Jobverlagerungen beziehungsweise Job-Abbau: Das steht derzeit bei der im Jahr 1999 privatisierten Molkerei Weihenstephan an. Für 42,8 Millionen Euro wechselte die staatliche Molkerei damals den Besitzer. Seither darf der Müller-Konzern die gleichnamigen Joghurt- und Milchprodukte mit dem bayerischen Staatswappen schmücken. Das suggeriert dem Kunden bayerische Qualität und alpines Lebensgefühl. Die Führung des Staatswappens lag Müller-Milch damals angeblich besonders am Herzen – und der 1999 amtierende Finanzminister Kurt Faltlhauser (CSU), Verhandlungsführer auf Seiten des Freistaats, ging darauf ein. In der CSU gibt es heute Stimmen, die das für „bedenklich“ halten. In der CSU heißt es aber auch: Ein Verkauf an einen anderen Bieter wäre schwierig gewesen, weil Müller-Milch den höchsten Preis geboten habe. Und der Freistaat müsse aus haushaltsrechtlichen Gründen dem Meistbietenden den Zuschlag erteilen. Die SPD fordert derweil, Müller-Milch die Führung des Wappens zu untersagen.

Wird jetzt auch das Hofbräuhaus privatisiert?

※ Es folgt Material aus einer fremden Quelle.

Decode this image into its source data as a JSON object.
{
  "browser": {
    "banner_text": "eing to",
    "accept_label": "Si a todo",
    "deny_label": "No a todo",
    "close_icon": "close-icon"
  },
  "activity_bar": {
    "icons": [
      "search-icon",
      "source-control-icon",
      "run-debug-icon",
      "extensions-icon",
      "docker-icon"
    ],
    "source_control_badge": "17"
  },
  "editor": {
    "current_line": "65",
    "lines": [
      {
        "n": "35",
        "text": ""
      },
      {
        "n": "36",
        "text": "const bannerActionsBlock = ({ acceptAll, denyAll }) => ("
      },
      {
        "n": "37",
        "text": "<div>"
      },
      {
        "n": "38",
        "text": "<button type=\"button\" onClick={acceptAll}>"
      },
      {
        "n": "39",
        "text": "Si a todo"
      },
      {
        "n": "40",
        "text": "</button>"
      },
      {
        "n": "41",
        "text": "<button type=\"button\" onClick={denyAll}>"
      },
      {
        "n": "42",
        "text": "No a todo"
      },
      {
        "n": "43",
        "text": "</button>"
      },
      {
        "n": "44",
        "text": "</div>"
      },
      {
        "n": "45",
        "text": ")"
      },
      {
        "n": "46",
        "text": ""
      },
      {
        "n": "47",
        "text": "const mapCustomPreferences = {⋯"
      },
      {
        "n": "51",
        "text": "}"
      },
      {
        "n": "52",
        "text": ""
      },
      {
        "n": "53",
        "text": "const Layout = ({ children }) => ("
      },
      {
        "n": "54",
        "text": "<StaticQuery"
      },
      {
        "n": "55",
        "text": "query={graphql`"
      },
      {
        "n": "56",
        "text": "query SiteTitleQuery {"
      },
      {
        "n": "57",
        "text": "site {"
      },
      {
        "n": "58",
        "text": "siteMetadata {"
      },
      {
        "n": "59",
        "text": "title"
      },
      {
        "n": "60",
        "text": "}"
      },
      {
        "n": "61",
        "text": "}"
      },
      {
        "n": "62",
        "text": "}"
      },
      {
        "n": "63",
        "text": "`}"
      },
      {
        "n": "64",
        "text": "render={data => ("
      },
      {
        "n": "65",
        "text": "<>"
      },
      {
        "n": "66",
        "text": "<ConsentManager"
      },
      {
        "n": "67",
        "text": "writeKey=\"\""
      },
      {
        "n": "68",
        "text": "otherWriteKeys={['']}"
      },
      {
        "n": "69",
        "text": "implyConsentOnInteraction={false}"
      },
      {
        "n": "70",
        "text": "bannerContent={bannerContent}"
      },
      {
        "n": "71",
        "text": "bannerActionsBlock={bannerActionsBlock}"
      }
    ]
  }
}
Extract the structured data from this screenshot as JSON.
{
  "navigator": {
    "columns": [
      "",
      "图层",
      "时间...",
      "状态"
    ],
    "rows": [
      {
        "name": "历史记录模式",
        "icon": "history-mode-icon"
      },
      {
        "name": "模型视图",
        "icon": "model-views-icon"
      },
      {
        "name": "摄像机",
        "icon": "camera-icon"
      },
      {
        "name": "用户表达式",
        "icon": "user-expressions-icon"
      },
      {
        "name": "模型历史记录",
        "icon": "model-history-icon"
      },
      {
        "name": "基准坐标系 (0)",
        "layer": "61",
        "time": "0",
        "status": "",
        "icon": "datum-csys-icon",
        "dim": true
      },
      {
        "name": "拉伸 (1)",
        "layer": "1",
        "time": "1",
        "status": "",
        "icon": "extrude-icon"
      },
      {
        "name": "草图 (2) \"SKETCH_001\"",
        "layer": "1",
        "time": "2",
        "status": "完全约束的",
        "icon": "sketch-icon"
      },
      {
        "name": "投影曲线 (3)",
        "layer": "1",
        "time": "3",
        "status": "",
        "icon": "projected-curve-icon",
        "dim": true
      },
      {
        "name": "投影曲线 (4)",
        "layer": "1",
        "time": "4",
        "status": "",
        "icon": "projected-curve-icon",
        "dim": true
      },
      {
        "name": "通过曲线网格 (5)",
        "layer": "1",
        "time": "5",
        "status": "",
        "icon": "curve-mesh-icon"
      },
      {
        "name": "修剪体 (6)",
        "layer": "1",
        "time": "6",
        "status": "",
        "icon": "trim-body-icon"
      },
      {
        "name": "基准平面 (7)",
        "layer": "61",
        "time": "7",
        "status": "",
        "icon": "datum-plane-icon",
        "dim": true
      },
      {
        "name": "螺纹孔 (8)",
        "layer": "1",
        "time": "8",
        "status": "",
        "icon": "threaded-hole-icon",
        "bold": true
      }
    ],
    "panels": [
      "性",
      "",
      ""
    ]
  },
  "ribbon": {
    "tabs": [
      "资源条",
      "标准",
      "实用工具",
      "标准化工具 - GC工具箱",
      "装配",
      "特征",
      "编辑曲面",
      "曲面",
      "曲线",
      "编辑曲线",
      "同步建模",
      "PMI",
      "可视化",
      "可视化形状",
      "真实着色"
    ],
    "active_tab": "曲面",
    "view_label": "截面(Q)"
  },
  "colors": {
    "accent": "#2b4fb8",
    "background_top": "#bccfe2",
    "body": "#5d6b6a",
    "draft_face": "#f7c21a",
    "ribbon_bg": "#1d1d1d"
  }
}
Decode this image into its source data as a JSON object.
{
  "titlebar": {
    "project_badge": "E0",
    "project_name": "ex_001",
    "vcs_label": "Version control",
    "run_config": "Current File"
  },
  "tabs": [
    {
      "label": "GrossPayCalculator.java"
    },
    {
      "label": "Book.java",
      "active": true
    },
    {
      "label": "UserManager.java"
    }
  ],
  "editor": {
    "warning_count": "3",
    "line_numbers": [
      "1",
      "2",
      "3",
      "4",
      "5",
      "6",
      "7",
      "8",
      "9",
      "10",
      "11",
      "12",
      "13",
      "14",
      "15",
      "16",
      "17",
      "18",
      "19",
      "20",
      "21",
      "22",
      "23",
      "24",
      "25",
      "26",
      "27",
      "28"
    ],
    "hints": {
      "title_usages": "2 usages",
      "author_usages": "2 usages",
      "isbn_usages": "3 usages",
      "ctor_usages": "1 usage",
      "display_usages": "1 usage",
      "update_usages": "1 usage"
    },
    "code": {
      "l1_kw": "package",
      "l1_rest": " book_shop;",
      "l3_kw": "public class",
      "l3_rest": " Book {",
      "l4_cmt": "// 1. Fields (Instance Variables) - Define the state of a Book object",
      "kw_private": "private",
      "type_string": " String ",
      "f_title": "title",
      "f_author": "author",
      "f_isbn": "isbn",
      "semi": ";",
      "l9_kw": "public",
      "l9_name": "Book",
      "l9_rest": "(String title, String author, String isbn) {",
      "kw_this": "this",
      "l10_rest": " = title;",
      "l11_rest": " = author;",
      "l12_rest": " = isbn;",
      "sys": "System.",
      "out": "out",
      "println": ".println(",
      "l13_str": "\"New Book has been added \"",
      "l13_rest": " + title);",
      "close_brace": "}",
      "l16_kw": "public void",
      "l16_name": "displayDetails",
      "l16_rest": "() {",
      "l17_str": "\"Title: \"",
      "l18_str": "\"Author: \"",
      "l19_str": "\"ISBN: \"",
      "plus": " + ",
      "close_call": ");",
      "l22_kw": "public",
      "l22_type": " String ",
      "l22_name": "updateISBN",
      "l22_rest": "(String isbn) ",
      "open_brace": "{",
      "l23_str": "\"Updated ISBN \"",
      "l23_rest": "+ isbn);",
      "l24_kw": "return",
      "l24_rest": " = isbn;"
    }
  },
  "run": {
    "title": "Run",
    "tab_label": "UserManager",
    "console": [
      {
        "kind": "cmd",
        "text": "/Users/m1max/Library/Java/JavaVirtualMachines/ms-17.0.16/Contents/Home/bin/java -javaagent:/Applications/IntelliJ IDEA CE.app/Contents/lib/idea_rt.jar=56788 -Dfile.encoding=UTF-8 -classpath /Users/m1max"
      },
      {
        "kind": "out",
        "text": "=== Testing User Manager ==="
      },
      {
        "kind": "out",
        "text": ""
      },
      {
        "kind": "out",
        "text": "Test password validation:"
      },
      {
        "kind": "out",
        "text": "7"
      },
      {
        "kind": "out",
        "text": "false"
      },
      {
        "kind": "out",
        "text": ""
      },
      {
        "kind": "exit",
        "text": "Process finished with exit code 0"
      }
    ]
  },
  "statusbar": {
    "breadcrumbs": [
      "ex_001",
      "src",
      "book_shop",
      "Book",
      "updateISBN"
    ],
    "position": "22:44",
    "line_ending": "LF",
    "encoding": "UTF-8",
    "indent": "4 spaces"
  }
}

Derzeit verhandelt der Müller-Konzern mit dem Betriebsrat über eine sozialverträgliche Lösung. DGB-Chef Matthias Jena fordert eine Intervention des Freistaats. Wirtschaftsminister Zeil (FDP) mache es sich zu einfach, wenn er sich auf den Standpunkt zurückziehe, das sei halt Marktwirtschaft. „Die bayerische Staatsregierung hat Weihenstephan verscherbelt und ist jetzt in der Pflicht, etwas für die Rettung der Arbeitsplätze zu tun.“
Von dem Streit nicht betroffen ist dagegen die Staatsbrauerei Weihenstephan: Die befindet sich noch immer im Besitz des Freistaats. In der ältesten Brauerei der Welt werden jährlich 140 000 Hektoliter Bier gebraut. Dafür hat sich Landtagsvizepräsident Jörg Rohde jetzt das staatliche Hofbräuhaus vorgeknöpft: Muss der Freistaat ein Wirtshaus betreiben, fragt der FDP-Politiker. Und plädiert dafür, das lukrative Unternehmen am Münchner Platzl zu verscherbeln.